They were among 100 Minnesota same-sex couples who wed last year in Iowa, ranking the state second among those sending gay couples there to marry. Illinois topped the list at 172.

The top five states were from the Midwest, but people also came from Arkansas, California, Colorado, Florida, Georgia, Oklahoma and Texas.

Iowa's new status as a marriage destination prompted Beau Fodor to quit his job as a Salvation Army event planner and start a business organizing gay weddings. He's worked with 15 couples so far, all from other states.

"I just knew it would be a good fit for me," he said.

The Iowa Supreme Court's decision came in a case pushed by the gay-rights group Lambda Legal. The justices upheld an August 2007 decision that found a state law limiting marriage to a man and a woman violates constitutional equal-protection rights.

Lambda Legal attorney Camilla Taylor said a marriage license enables Iowa same-sex couples to make medical decisions for one another, file state taxes together and have the right to be on the same insurance policy.

The difference between Iowa and other states is enough to make Mike Yowell uneasy when he leaves his Council Bluffs home each day for his job in Omaha, Neb. Yowell and partner Hersh Rodasky have been together for 29 years and wed April 30.

Yowell said he thinks about the rights he leaves behind with each morning commute across the Missouri River.

He acknowledges he's sensitive about those rights. When he took Rodasky to an Iowa hospital a few years ago with chest pains, a nurse initially refused to let him into Rodasky's room because he wasn't considered a relative. Hospital supervisors relented when both men complained.

"Now I don't have to worry about that," Yowell said.

On Saturday, the men will mark the court ruling's anniversary by joining same-sex couples from Council Bluffs and Omaha. They will meet at the midpoint of a pedestrian bridge over the Missouri River, linking Iowa and Nebraska.

Other events are planned to mark the year since the court's ruling, but some say what has struck them most has been how quickly gay marriage has gone from extraordinary to mundane.

"You kind of want to say it was huge," said Carolyn Jenison, executive director for One Iowa, a gay and lesbian advocacy group. "I remember getting up Saturday, April 4, and walking down the street and nothing was different. People have continued to do what they've always done."

For many, though, the court's ruling remains unsettling.

Republican lawmakers tried unsuccessfully to place a proposed constitutional ban on gay marriage before voters. All three GOP candidates for governor have spoken out strongly against the court's decision.
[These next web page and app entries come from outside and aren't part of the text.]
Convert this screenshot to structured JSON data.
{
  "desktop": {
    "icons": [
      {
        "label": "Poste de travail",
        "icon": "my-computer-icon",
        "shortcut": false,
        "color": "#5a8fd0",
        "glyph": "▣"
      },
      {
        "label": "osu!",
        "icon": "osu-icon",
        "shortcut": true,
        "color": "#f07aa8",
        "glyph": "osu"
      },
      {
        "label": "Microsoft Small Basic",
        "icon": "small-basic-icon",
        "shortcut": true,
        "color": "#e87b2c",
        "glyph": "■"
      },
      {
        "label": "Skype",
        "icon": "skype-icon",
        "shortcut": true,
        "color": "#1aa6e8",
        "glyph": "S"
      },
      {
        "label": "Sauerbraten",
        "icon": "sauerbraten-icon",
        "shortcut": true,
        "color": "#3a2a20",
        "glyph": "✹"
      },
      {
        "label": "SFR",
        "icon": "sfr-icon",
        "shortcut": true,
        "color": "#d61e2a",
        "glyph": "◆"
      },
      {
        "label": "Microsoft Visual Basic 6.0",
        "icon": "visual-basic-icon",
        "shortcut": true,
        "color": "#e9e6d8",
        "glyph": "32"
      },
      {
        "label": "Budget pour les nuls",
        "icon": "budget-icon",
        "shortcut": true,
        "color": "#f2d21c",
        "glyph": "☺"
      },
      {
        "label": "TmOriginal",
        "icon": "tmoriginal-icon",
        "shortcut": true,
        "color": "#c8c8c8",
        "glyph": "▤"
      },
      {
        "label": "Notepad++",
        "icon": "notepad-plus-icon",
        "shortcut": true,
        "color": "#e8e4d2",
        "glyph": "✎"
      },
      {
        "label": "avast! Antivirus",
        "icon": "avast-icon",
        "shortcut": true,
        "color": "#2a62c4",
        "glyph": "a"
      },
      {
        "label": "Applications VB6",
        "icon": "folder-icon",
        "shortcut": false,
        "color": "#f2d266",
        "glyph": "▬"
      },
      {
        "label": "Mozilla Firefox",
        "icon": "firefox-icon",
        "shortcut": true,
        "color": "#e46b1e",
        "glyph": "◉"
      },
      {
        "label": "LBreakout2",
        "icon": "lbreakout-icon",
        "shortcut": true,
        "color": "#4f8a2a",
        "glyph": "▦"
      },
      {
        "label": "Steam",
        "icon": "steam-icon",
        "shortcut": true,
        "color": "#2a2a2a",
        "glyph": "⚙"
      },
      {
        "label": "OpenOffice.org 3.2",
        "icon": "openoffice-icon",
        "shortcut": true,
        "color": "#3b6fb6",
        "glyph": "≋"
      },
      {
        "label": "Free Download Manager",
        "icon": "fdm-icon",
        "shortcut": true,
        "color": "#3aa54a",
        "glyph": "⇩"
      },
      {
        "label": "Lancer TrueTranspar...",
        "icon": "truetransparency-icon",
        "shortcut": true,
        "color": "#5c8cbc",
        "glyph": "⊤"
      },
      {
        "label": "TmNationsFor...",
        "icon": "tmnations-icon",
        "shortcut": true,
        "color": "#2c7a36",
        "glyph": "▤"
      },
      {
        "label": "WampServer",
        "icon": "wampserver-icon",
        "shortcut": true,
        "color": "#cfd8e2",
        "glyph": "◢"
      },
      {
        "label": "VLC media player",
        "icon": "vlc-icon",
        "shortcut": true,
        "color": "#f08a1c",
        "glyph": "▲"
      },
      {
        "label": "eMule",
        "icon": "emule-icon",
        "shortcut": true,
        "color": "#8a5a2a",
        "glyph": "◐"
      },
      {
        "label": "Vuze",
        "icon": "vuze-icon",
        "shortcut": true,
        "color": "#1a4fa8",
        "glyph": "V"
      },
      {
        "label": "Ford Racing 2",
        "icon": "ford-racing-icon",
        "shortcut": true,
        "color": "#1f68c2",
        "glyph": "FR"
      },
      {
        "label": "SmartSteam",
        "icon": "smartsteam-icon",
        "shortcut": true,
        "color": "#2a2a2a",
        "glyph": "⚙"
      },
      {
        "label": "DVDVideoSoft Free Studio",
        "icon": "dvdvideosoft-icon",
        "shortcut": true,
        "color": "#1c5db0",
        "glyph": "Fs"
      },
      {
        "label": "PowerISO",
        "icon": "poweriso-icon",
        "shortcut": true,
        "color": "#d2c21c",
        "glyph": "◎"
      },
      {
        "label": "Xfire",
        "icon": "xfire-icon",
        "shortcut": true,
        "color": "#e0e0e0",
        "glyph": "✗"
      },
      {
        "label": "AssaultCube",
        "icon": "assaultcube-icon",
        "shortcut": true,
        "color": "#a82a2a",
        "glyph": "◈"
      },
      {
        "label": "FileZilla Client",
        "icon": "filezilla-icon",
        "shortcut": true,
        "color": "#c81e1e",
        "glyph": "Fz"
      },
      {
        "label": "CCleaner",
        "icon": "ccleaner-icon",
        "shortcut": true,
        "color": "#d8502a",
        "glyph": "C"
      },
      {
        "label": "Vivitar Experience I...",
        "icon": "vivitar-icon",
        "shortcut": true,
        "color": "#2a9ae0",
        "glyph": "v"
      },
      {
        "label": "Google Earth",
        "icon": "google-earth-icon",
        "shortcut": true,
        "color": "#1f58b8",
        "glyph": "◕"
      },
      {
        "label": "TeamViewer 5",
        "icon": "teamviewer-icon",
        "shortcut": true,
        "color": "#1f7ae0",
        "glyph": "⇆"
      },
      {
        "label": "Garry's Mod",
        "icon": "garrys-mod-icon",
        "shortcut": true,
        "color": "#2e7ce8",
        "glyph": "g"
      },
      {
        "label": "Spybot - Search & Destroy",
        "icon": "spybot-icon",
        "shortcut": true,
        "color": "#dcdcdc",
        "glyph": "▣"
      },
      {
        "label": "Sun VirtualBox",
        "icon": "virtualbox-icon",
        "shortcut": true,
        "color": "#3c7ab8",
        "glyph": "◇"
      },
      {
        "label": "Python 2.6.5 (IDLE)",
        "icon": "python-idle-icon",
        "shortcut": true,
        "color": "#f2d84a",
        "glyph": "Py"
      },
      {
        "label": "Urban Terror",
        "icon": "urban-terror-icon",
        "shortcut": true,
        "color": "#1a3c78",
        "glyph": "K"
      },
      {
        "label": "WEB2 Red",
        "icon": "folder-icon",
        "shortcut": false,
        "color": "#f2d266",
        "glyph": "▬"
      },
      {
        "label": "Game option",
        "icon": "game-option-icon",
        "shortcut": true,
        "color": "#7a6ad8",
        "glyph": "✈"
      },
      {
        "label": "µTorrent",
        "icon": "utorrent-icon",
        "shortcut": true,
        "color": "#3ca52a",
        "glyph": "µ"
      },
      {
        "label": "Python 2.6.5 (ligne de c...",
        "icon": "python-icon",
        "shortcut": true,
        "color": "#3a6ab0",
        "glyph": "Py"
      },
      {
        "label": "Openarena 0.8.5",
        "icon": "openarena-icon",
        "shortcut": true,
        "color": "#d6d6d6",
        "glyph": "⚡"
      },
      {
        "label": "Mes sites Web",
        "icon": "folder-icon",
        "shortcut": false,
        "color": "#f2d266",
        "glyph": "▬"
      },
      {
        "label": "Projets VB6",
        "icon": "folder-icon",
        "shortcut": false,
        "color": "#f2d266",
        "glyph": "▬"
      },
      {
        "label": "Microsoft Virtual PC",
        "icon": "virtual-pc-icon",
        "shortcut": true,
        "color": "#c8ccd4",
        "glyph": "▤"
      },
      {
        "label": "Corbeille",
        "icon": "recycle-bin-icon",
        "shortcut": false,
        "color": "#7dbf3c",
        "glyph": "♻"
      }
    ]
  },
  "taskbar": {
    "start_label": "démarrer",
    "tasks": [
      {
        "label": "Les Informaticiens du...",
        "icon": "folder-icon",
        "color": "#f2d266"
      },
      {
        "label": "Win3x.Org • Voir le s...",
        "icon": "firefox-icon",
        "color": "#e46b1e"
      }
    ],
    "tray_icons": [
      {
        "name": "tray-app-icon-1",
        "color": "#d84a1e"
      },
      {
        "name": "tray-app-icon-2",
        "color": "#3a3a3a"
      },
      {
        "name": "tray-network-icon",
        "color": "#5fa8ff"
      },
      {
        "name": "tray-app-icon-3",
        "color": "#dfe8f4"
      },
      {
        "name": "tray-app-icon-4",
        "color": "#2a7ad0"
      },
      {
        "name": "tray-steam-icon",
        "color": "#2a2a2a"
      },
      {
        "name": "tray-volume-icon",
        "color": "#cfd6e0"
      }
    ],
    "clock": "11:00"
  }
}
Candidate Bob Vander Plaats has made same-sex marriage one of his campaign's key issues, promising that as governor he would immediately issue an order blocking enforcement of the ruling. Democrats and some Republicans have said such a move would be illegal.

"The primary issue is the Supreme Court has stepped outside of its jurisdiction," Vander Plaats said. "I'm just trying to be a referee on the court and call the proverbial time out when someone steps out of bounds."

The Iowa Christian Alliance is focusing its efforts against the ruling on the Legislature.

Norm Pawlewski, the group's lobbyist, acknowledged it would be at least 2014 before the issue could go before voters because of rules for amending the state constitution. Democrats control both chambers and have refused to allow a vote on a referendum, which would need to be approved by two consecutive general assemblies.

"We're talking three or four years at least," Pawlewski said. "A lot will depend on what happens in November, whether the Republicans take over at least one of the houses."

Jason Swaggerty-Morgan, a plaintiff from Sioux City in the lawsuit leading to the court's decision, says he's not worried about the law being overturned. He married Chuck Swaggerty-Morgan last April.

"I have full faith that the people in Iowa believe in equality," he said.